Si nous ne luttons pas contre le VIH au sein des populations touchées par des conflits, des catastrophes naturelles et des situations d'urgence humanitaire, nous ne verrons pas la fin de l'épidémie de sida d'ici à 2030. Tel est le message fort des personnalités qui ont participé à une grande manifestation parallèle organisée en marge de la Réunion de haut niveau de l'Assemblée générale des Nations Unies sur la fin du sida qui s'est tenue à New York, aux États-Unis, du 8 au 10 juin.

Intitulé « VIH et sécurité : passé, présent et futur », l'événement était animé par la journaliste Colette Braeckman, entourée d'un panel d'éminents experts.
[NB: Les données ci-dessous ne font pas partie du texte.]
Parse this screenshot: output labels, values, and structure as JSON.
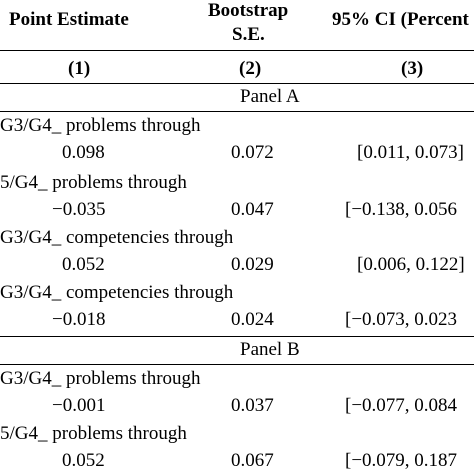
{
  "header": {
    "col1": "Point Estimate",
    "col2_line1": "Bootstrap",
    "col2_line2": "S.E.",
    "col3": "95% CI (Percent",
    "num1": "(1)",
    "num2": "(2)",
    "num3": "(3)"
  },
  "panels": [
    {
      "label": "Panel A",
      "rows": [
        {
          "label": "G3/G4_ problems through",
          "estimate": "0.098",
          "se": "0.072",
          "ci": "[0.011, 0.073]"
        },
        {
          "label": "5/G4_ problems through",
          "estimate": "−0.035",
          "se": "0.047",
          "ci": "[−0.138, 0.056"
        },
        {
          "label": "G3/G4_ competencies through",
          "estimate": "0.052",
          "se": "0.029",
          "ci": "[0.006, 0.122]"
        },
        {
          "label": "G3/G4_ competencies through",
          "estimate": "−0.018",
          "se": "0.024",
          "ci": "[−0.073, 0.023"
        }
      ]
    },
    {
      "label": "Panel B",
      "rows": [
        {
          "label": "G3/G4_ problems through",
          "estimate": "−0.001",
          "se": "0.037",
          "ci": "[−0.077, 0.084"
        },
        {
          "label": "5/G4_ problems through",
          "estimate": "0.052",
          "se": "0.067",
          "ci": "[−0.079, 0.187"
        }
      ]
    }
  ]
}
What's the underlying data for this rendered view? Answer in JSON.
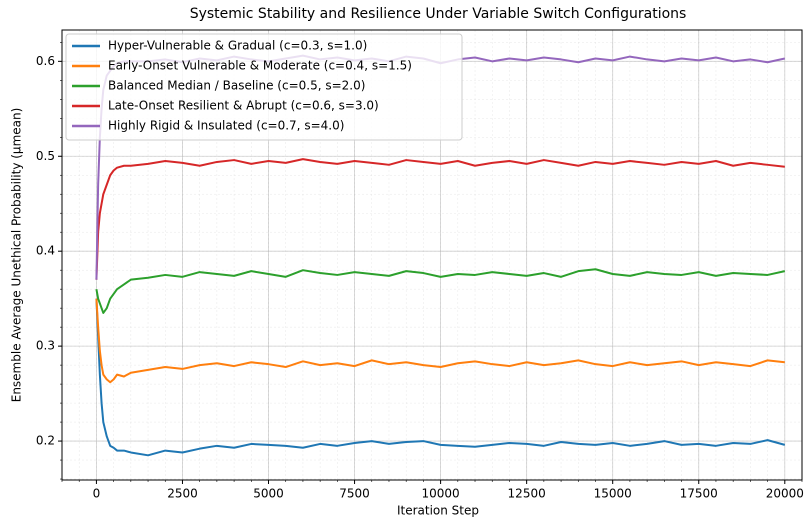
{
  "chart_data": {
    "type": "line",
    "title": "Systemic Stability and Resilience Under Variable Switch Configurations",
    "xlabel": "Iteration Step",
    "ylabel": "Ensemble Average Unethical Probability (μmean)",
    "x": [
      0,
      50,
      100,
      150,
      200,
      300,
      400,
      500,
      600,
      800,
      1000,
      1500,
      2000,
      2500,
      3000,
      3500,
      4000,
      4500,
      5000,
      5500,
      6000,
      6500,
      7000,
      7500,
      8000,
      8500,
      9000,
      9500,
      10000,
      10500,
      11000,
      11500,
      12000,
      12500,
      13000,
      13500,
      14000,
      14500,
      15000,
      15500,
      16000,
      16500,
      17000,
      17500,
      18000,
      18500,
      19000,
      19500,
      20000
    ],
    "series": [
      {
        "name": "Hyper-Vulnerable & Gradual (c=0.3, s=1.0)",
        "color": "#1f77b4",
        "values": [
          0.35,
          0.31,
          0.27,
          0.24,
          0.22,
          0.205,
          0.195,
          0.193,
          0.19,
          0.19,
          0.188,
          0.185,
          0.19,
          0.188,
          0.192,
          0.195,
          0.193,
          0.197,
          0.196,
          0.195,
          0.193,
          0.197,
          0.195,
          0.198,
          0.2,
          0.197,
          0.199,
          0.2,
          0.196,
          0.195,
          0.194,
          0.196,
          0.198,
          0.197,
          0.195,
          0.199,
          0.197,
          0.196,
          0.198,
          0.195,
          0.197,
          0.2,
          0.196,
          0.197,
          0.195,
          0.198,
          0.197,
          0.201,
          0.196
        ]
      },
      {
        "name": "Early-Onset Vulnerable & Moderate (c=0.4, s=1.5)",
        "color": "#ff7f0e",
        "values": [
          0.35,
          0.32,
          0.295,
          0.28,
          0.27,
          0.265,
          0.262,
          0.265,
          0.27,
          0.268,
          0.272,
          0.275,
          0.278,
          0.276,
          0.28,
          0.282,
          0.279,
          0.283,
          0.281,
          0.278,
          0.284,
          0.28,
          0.282,
          0.279,
          0.285,
          0.281,
          0.283,
          0.28,
          0.278,
          0.282,
          0.284,
          0.281,
          0.279,
          0.283,
          0.28,
          0.282,
          0.285,
          0.281,
          0.279,
          0.283,
          0.28,
          0.282,
          0.284,
          0.28,
          0.283,
          0.281,
          0.279,
          0.285,
          0.283
        ]
      },
      {
        "name": "Balanced Median / Baseline (c=0.5, s=2.0)",
        "color": "#2ca02c",
        "values": [
          0.36,
          0.35,
          0.345,
          0.34,
          0.335,
          0.34,
          0.35,
          0.355,
          0.36,
          0.365,
          0.37,
          0.372,
          0.375,
          0.373,
          0.378,
          0.376,
          0.374,
          0.379,
          0.376,
          0.373,
          0.38,
          0.377,
          0.375,
          0.378,
          0.376,
          0.374,
          0.379,
          0.377,
          0.373,
          0.376,
          0.375,
          0.378,
          0.376,
          0.374,
          0.377,
          0.373,
          0.379,
          0.381,
          0.376,
          0.374,
          0.378,
          0.376,
          0.375,
          0.378,
          0.374,
          0.377,
          0.376,
          0.375,
          0.379
        ]
      },
      {
        "name": "Late-Onset Resilient & Abrupt (c=0.6, s=3.0)",
        "color": "#d62728",
        "values": [
          0.37,
          0.42,
          0.44,
          0.45,
          0.46,
          0.47,
          0.48,
          0.485,
          0.488,
          0.49,
          0.49,
          0.492,
          0.495,
          0.493,
          0.49,
          0.494,
          0.496,
          0.492,
          0.495,
          0.493,
          0.497,
          0.494,
          0.492,
          0.495,
          0.493,
          0.491,
          0.496,
          0.494,
          0.492,
          0.495,
          0.49,
          0.493,
          0.495,
          0.492,
          0.496,
          0.493,
          0.49,
          0.494,
          0.492,
          0.495,
          0.493,
          0.491,
          0.494,
          0.492,
          0.495,
          0.49,
          0.493,
          0.491,
          0.489
        ]
      },
      {
        "name": "Highly Rigid & Insulated (c=0.7, s=4.0)",
        "color": "#9467bd",
        "values": [
          0.37,
          0.47,
          0.52,
          0.55,
          0.57,
          0.585,
          0.59,
          0.595,
          0.598,
          0.6,
          0.6,
          0.6,
          0.602,
          0.599,
          0.603,
          0.601,
          0.605,
          0.602,
          0.6,
          0.603,
          0.606,
          0.602,
          0.604,
          0.601,
          0.603,
          0.6,
          0.605,
          0.603,
          0.598,
          0.602,
          0.604,
          0.6,
          0.603,
          0.601,
          0.604,
          0.602,
          0.599,
          0.603,
          0.601,
          0.605,
          0.602,
          0.6,
          0.603,
          0.601,
          0.604,
          0.6,
          0.602,
          0.599,
          0.603
        ]
      }
    ],
    "xlim": [
      -1000,
      20500
    ],
    "xticks": [
      0,
      2500,
      5000,
      7500,
      10000,
      12500,
      15000,
      17500,
      20000
    ],
    "ylim": [
      0.159,
      0.633
    ],
    "yticks": [
      0.2,
      0.3,
      0.4,
      0.5,
      0.6
    ],
    "grid": true,
    "minor_grid": true,
    "legend": "upper left"
  }
}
Il était organisé par l'ONUSIDA et le Département des opérations de maintien de la paix des Nations Unies, en présence du Directeur exécutif de l'ONUSIDA, Michel Sidibé.

Plantant le décor, M. Sidibé a souligné que sur les 314 millions de personnes concernées par des situations d'urgence humanitaire et des conflits en 2013, près de 1,7 million vivaient avec le VIH. Selon lui, il est indispensable de ne pas oublier dans la riposte au VIH les personnes en général et celles vivant avec le VIH qui sont vulnérables aux violations des droits de l'Homme et à l'exploitation sexuelle.

Les participants ont examiné précisément comment et pourquoi les personnes pouvaient devenir plus vulnérables au VIH dans les situations d'urgence et de conflit. Les femmes et les filles sont particulièrement exposées au risque d'agression et de violence au quotidien, y compris dans les camps et les villages où elles se réfugient. L'accès aux services de prévention et de traitement du VIH peut être interrompu et les réseaux et comportements sociaux traditionnels sont souvent réduits à néant en temps de crise, augmentant ainsi la vulnérabilité des femmes et des filles aux violences sexuelles et au VIH. Les membres des populations clés et les jeunes peuvent aussi être exposés au VIH en raison d'un comportement à plus haut risque dans les situations d'urgence et de conflit.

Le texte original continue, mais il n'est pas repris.